BY James D. Campbell in Reviews | 01 JAN 13
Featured in
Issue 152

Jeanie Riddle

J
BY James D. Campbell in Reviews | 01 JAN 13

‘Tenor’, 2012, installation view

Jeanie Riddle performed a deft and brilliant triage on the McClure Gallery’s white cube with work that was at once painting, sculpture, installation and something more – something in between, something liminal. Something like ‘home’. Tiered in an evocative lateral array across those several media, this was her most complex pro­position yet, and it worked on many levels. She created an environmental volume with warm emotional overtones, domestic overdraft and a cool, cerebral undertow.

Working with ideas from the domestic or quotidian in innovative fashion, Riddle made use of formal painting, plywood, MDF, latex house paint and the other materials in her toolkit. A series of large-scale abstract paintings were installed in the gallery spaces along with three in situ sculptural installations. Poised halfway between Bauhaus, our house and a Zen garden, Riddle’s latest opus struck me as being both radical and advanced even as it referenced art history (Minimalism and reductive art) in a way that lent it gravitas and authenticity, and invested it with both winning context and winsome subtext.

With a meditative palette, otherwise monochrome paintings (including one vast hypnotic pink/rose field) were sometimes leavened with occasional inflections of another hue, a different order of light, and this rewarded slow contemplation. The triad of constructions – like housing units – was seductive. Fragmented, unfinished geometries, pigment excrescences and subtle, almost imperceptible yet deliberate irregularities in angles of both paintings and built forms evaded any association with or nostalgia for formalist taxonomy.

Like earlier installations by the artist, such as ‘California’ at Circa in 2009 and ‘1 Restoration’ at the FOFA gallery of Concordia University in 2012, ‘Tenor’ was built up from hybrid materials and through the employment of eclectic techniques of facture. A few of these are normally associated with painting, both home and studio (hardware store and studio palette), some with museum dioramas (the presentation media: housing, mounts), some with carpentry trades (the scaffolding that serves as frame), and so forth. A pile of paint skins in a corner of the gallery (‘mistakes’, as the artist would say, from the hardware store) perfectly complemented both paintings and sculptures as material punctuation. The heap of skins gave rise to an overwhelmingly tactile and sensuous volume/mass.

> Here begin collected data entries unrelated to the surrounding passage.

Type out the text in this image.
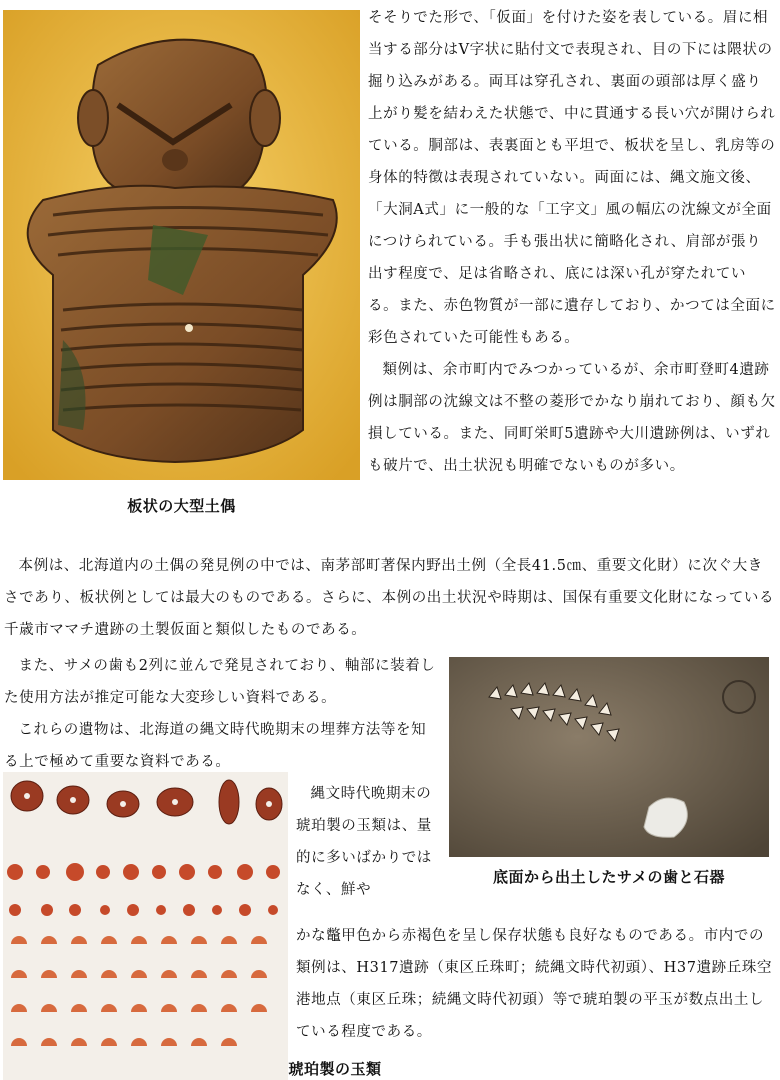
板状の大型土偶

そそりでた形で、「仮面」を付けた姿を表している。眉に相当する部分はV字状に貼付文で表現され、目の下には隈状の掘り込みがある。両耳は穿孔され、裏面の頭部は厚く盛り上がり髪を結わえた状態で、中に貫通する長い穴が開けられている。胴部は、表裏面とも平坦で、板状を呈し、乳房等の身体的特徴は表現されていない。両面には、縄文施文後、「大洞A式」に一般的な「工字文」風の幅広の沈線文が全面につけられている。手も張出状に簡略化され、肩部が張り出す程度で、足は省略され、底には深い孔が穿たれている。また、赤色物質が一部に遺存しており、かつては全面に彩色されていた可能性もある。

類例は、余市町内でみつかっているが、余市町登町4遺跡例は胴部の沈線文は不整の菱形でかなり崩れており、顔も欠損している。また、同町栄町5遺跡や大川遺跡例は、いずれも破片で、出土状況も明確でないものが多い。

本例は、北海道内の土偶の発見例の中では、南茅部町著保内野出土例（全長41.5㎝、重要文化財）に次ぐ大きさであり、板状例としては最大のものである。さらに、本例の出土状況や時期は、国保有重要文化財になっている千歳市ママチ遺跡の土製仮面と類似したものである。

また、サメの歯も2列に並んで発見されており、軸部に装着した使用方法が推定可能な大変珍しい資料である。

これらの遺物は、北海道の縄文時代晩期末の埋葬方法等を知る上で極めて重要な資料である。

底面から出土したサメの歯と石器

縄文時代晩期末の琥珀製の玉類は、量的に多いばかりではなく、鮮や

かな鼈甲色から赤褐色を呈し保存状態も良好なものである。市内での類例は、H317遺跡（東区丘珠町；続縄文時代初頭）、H37遺跡丘珠空港地点（東区丘珠；続縄文時代初頭）等で琥珀製の平玉が数点出土している程度である。

琥珀製の玉類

Riddle wants to transpose issues of advanced abstract painting into three-dimensionality – and, more importantly, into the ways and spaces we live now. She wants evoke a sense of place, of home. ‘Tenor’ was an experimental art work that functioned as a welcome intervention in the gallery’s bifurcated volume as primary surface area – the placement of its various components both pictorial and sculptural ‘nested’ in a way that somehow mirrored and morphed the footprint of the larger space. Riddle once again returned to her preoccupation with taking painting into real lived space where it could play with architectural riffs and its own hybrid object status to stake a claim on the viewer that would straddle painting, sculpture, installation and domestic architecture.

The exhibition read as an unfolding architectonic with vortices that snake through our lived space. At every turn, something new and unprecedented presented itself. Both minimal and inordinately expressive, her work registers as a valuable feminist critique of the status quo in abstraction. In this exhibition, Riddle created energized spaces for the eye to work hard – and play hard – within.